Muhammed Abdulhafız Hüseyin…
Darbeci Sisi yönetimindeki Mısır’da, hakkında idam kararı bulunuyordu.
Somali üzerinden Türkiye’ye geldi. İstanbul Atatürk Hava Limanı’nda, Mısır tarafından istenilen suçlular arasında olduğu tespit edildi. Siyasi sığınma talebinde bulunsa da talebi kabul edilmeden darbeci Mısır kuvvetlerine teslim edildi.
İhvan’ın resmi sitesinin haberine göre Muhammed Abdulhafız Hüseyin Türkiye’den Mısır’a gönderildikten sonra kendisinden haber alınamıyor.

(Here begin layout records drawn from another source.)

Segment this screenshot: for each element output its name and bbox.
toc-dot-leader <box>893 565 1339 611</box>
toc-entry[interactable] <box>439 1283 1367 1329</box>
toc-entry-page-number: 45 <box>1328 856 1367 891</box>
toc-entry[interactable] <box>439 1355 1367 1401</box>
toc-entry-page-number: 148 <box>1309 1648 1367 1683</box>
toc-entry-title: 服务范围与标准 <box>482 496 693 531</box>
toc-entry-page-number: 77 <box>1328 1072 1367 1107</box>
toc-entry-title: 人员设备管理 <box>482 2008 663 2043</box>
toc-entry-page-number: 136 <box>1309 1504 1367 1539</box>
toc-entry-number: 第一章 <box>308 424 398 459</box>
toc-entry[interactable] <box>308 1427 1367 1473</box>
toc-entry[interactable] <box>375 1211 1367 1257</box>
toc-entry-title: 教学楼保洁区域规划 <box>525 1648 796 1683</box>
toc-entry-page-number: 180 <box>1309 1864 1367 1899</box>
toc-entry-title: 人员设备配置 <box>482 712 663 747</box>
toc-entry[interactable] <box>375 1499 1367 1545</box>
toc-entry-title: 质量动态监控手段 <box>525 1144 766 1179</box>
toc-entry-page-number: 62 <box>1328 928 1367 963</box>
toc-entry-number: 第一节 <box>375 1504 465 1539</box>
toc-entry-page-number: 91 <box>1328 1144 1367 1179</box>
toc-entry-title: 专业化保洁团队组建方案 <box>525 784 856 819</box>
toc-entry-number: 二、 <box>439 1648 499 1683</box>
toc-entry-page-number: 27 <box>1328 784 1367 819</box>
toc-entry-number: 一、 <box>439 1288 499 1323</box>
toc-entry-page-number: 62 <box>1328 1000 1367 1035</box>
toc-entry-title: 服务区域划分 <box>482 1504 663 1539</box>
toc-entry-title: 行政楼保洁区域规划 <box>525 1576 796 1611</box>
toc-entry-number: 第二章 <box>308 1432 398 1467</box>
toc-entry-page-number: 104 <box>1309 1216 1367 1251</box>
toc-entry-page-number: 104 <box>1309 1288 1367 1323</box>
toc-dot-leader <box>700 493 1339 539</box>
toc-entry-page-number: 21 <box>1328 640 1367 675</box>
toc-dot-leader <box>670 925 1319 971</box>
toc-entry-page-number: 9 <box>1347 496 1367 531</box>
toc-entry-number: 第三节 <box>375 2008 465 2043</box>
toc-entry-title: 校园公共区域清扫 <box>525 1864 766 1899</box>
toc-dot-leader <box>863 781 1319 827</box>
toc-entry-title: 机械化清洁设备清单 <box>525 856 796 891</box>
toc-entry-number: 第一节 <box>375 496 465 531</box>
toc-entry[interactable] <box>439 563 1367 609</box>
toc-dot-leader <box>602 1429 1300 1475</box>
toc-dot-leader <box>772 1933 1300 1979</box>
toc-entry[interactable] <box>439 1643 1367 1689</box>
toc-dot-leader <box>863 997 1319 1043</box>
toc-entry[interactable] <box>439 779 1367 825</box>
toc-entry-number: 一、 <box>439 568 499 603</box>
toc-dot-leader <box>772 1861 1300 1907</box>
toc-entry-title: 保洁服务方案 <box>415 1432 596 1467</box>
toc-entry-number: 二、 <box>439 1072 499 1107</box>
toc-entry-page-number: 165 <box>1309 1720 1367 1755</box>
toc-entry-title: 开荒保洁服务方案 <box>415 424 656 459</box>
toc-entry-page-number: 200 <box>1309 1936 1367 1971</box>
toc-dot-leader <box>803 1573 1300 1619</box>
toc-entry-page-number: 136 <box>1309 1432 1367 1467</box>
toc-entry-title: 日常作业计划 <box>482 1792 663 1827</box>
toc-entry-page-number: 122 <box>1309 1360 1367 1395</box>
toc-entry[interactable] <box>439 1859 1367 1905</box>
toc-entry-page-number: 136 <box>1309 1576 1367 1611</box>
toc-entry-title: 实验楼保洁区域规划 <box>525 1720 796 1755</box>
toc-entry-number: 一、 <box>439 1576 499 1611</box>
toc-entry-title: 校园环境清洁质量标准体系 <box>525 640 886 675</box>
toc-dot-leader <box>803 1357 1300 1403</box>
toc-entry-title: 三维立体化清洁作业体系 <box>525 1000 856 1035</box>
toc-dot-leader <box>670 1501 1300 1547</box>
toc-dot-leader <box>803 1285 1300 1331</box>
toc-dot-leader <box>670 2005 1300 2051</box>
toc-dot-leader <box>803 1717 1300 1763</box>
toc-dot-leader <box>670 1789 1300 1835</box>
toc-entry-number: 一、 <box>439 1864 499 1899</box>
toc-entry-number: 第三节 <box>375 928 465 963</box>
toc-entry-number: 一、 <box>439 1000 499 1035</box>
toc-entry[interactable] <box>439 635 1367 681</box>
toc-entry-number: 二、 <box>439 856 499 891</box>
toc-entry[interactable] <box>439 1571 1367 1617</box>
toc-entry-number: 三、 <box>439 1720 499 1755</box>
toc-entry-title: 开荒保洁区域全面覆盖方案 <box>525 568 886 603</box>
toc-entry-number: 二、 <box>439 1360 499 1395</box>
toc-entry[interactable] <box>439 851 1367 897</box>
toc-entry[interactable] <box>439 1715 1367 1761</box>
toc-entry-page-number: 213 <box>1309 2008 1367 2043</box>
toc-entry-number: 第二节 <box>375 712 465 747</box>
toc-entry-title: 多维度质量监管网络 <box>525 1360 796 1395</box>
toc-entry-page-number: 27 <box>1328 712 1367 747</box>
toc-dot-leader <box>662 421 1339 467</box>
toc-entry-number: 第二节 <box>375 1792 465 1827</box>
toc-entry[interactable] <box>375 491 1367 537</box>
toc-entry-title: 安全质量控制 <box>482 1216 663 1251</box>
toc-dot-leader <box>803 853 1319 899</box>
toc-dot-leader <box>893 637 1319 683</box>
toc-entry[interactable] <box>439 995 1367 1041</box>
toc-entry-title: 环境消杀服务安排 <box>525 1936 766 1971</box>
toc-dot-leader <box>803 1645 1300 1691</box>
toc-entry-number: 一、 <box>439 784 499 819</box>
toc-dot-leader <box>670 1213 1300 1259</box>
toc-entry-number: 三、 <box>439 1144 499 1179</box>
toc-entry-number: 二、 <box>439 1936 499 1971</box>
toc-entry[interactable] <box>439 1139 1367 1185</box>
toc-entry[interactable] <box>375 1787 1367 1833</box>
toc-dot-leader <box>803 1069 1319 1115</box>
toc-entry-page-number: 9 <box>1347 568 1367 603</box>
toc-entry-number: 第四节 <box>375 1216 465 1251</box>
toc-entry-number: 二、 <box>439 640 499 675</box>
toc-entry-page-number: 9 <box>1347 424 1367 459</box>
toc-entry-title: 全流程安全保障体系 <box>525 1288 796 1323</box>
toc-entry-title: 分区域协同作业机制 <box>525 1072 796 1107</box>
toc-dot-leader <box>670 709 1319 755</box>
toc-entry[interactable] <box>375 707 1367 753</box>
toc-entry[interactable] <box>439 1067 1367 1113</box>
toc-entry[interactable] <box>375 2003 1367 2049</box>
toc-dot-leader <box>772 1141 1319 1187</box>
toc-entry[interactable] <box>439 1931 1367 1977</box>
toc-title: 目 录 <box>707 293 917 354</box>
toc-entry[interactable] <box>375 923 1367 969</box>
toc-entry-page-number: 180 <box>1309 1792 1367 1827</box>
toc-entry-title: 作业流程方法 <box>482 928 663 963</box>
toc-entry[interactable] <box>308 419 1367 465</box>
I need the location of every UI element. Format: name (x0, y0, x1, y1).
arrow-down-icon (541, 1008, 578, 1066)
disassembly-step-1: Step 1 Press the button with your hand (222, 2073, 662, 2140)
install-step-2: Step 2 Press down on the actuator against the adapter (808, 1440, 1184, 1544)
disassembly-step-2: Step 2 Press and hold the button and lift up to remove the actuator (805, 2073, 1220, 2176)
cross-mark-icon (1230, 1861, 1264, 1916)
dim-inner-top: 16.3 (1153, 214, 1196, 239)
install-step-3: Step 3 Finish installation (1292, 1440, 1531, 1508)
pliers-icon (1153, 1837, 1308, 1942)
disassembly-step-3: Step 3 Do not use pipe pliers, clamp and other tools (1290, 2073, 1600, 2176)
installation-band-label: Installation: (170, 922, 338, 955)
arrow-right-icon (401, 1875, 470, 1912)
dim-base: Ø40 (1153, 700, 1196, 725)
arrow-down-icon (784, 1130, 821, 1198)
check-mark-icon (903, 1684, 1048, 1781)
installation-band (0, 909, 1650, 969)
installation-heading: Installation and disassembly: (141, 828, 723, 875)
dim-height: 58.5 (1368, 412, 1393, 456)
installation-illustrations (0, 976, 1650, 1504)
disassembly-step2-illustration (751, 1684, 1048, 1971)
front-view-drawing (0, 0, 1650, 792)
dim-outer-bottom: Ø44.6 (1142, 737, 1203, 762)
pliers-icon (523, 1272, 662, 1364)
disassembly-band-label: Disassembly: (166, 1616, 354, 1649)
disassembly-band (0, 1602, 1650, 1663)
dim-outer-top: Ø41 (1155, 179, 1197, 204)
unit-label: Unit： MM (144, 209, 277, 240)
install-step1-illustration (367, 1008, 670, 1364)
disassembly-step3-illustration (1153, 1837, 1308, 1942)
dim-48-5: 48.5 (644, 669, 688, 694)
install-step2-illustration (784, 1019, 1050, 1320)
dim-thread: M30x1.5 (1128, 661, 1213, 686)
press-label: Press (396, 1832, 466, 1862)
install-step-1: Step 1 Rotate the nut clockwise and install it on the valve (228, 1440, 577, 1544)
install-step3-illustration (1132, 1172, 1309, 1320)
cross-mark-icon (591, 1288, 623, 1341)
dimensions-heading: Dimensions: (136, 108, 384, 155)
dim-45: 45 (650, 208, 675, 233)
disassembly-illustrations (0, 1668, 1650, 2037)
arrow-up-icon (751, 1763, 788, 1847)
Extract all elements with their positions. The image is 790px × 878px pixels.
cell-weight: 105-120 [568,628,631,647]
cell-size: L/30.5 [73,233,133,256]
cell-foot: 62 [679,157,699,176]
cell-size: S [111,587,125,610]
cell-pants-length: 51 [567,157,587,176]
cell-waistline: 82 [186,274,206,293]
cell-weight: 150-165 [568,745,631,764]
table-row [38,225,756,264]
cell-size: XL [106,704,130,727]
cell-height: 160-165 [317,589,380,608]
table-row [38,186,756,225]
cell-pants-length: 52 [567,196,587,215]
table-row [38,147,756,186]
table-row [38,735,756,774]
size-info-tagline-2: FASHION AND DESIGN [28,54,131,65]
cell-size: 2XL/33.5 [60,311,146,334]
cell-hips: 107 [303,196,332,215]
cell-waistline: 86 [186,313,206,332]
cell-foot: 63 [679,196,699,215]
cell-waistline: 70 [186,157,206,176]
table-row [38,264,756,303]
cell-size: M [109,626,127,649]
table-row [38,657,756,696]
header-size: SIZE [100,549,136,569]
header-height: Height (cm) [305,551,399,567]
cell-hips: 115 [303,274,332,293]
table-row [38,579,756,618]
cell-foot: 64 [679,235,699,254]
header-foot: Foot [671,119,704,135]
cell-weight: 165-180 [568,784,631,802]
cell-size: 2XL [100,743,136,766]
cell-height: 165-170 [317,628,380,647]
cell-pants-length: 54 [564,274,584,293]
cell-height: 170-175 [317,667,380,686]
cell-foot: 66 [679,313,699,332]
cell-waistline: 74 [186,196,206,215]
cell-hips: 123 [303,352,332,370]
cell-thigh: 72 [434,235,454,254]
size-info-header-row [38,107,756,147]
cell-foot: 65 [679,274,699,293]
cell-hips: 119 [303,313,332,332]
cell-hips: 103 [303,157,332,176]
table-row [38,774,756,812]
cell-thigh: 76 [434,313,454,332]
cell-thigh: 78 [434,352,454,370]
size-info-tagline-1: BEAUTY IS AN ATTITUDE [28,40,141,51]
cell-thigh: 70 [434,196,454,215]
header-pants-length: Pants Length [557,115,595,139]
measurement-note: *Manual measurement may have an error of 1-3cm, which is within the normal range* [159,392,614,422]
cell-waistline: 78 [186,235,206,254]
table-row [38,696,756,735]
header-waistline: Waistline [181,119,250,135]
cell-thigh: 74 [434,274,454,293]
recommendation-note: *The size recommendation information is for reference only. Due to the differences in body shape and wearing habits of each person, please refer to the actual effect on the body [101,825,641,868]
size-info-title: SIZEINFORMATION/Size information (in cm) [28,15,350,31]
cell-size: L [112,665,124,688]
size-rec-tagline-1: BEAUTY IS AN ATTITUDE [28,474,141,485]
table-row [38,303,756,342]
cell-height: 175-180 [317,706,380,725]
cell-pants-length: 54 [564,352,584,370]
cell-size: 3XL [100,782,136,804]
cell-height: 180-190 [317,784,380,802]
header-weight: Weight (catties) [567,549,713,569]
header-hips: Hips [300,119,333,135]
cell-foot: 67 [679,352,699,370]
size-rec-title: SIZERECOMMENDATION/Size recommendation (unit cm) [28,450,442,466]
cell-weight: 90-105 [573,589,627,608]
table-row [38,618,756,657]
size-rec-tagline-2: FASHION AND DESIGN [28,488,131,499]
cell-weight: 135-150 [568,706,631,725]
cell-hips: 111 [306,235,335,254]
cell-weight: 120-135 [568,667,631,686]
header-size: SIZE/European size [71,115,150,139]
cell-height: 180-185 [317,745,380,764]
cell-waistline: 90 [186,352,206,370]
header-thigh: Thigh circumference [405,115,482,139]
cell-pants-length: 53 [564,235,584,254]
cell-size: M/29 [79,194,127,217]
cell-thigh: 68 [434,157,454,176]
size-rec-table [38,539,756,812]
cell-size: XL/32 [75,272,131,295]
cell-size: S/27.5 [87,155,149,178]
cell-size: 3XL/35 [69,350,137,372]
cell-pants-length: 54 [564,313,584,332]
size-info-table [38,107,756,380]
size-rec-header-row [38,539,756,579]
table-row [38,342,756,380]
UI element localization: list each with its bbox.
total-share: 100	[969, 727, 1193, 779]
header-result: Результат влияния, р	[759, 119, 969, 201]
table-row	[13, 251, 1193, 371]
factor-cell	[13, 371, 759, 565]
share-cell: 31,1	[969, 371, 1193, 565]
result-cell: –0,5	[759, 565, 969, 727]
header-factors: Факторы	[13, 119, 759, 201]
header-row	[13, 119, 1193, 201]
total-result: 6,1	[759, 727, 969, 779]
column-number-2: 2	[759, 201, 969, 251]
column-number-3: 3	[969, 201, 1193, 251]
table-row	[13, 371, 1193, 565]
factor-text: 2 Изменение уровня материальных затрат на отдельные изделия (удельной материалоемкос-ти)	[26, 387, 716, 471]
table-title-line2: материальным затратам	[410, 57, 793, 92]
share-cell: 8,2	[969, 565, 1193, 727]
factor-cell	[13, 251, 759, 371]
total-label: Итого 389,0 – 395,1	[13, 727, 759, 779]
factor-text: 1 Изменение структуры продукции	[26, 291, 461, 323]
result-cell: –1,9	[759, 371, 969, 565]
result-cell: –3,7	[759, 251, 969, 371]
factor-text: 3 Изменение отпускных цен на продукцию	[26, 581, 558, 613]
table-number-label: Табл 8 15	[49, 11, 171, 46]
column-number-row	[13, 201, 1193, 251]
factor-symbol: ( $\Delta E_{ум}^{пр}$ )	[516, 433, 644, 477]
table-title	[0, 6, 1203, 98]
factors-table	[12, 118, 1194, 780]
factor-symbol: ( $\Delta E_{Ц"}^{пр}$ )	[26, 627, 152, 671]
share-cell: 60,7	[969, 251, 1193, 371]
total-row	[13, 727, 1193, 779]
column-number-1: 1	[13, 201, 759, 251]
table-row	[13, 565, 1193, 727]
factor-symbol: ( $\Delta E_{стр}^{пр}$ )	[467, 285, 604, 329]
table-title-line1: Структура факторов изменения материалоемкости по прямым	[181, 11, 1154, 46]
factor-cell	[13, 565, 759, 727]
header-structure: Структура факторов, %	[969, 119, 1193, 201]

Allah aşkına birileri bu olayı izah etsin. Suçu birkaç görevli polis memuruna yükleyerek mesele kapatılmaya çalışılmasın. Bilakis konu ile ilgili kimin ihmali veya dahli varsa kamu vicdanını tatmin edecek şekilde adımlar atılsın.
Konu ile ilgili soruşturma açılıp çok yönlü araştırma yapılması beklenirken, muhacirin fotoğrafını çekip sosyal medyada yayınladığı iddiasıyla bir vatandaş tutuklandı. Neymiş, “halkı kin ve düşmanlığa alenen tahrik” etmiş.
Bu mudur sizin hukuk anlayışınız? Buna hukuk falan denilemez, buna ihmal de denilemez. En basit haliyle bunun adı zulümdür. Peki, zulmü duyurmanın adı ne zaman “halkı kin ve düşmanlığa tahrik etme ” olmuş.
Neyse ki duyarlı çevrelerce konu gündeme getirildi ve sosyal medyada yoğun olarak işlenince tutuklu kardeşimiz serbest bırakıldı.
Hadi muhacir kardeşimizi Firavun Sisi kuvvetlerine teslim etmenize, birkaç görevlinin ihmali dediniz. Ya bu skandal tutuklamaya ne diyeceksiniz. Sakın buna da bir savcının işgüzarlığı demeyin.
Şimdi soruyorum;
Nerede kaldı muhacirlere ensâr olma durumumuz?
Nerede kaldı mazlumlara güvenli liman oluşumuz?
Nerede kaldı Amr bin Âs’ın isteklerine karşı Necaşice duruşumuz?
Madem muhacir kardeşimize ensar gibi davranmadık, güvenli liman olamadık ve Necaşice bir duruş sergileyemedik, o halde hatamızın idrakine varıp tövbe edelim ve aynı hataya düşmemek için tedbirler alalım.
Kim ne bahaneler uydurursa uydursun muhacir kardeşimizin darbeci Sisi yönetimine iade edilmesinin ne hukuki ne de vicdani hiçbir izahı yoktur.
Herkes imkânı dâhilinde tepki göstermezse benzer olaylar daha çok yaşanacak gibi görünüyor.
Neredesiniz ey mazlumların hamisi olduğunu iddia edenler! Mazlum Hüseyin zalim Sisi’nin insafına terk edildi.
Neredesiniz ey kurttan kuzunun hesabını soracak olanlar! Kurtlarınız ümmetin kuzusunu Firavun’a teslim etti.
Neredesiniz ey yaldızlı cümlelerle “ümmet” edebiyatı yapanlar! Ümmetin emaneti emansız bırakıldı.
Neredesiniz ey adalet namına nutuk atanlar! Adaletiniz her zamanki gibi yine sınıfta kaldı.
Neredesiniz ey vicdan sahibi bilumum çevreler! Bu vicdansızlık arşı alayı titretti.
Niçin sesiniz çıkmıyor? İşlenen cürümlere karşı neden üç maymunları oynuyorsunuz?
Bilmeliyiz ki göz göre göre ölüme gönderilen Muhammed Abdulhafız Hüseyin, hepimizi Allah’a şikâyet edecek ve suskunluğumuzdan ötürü yevm-i mahşerde hepimizden hesap soracak.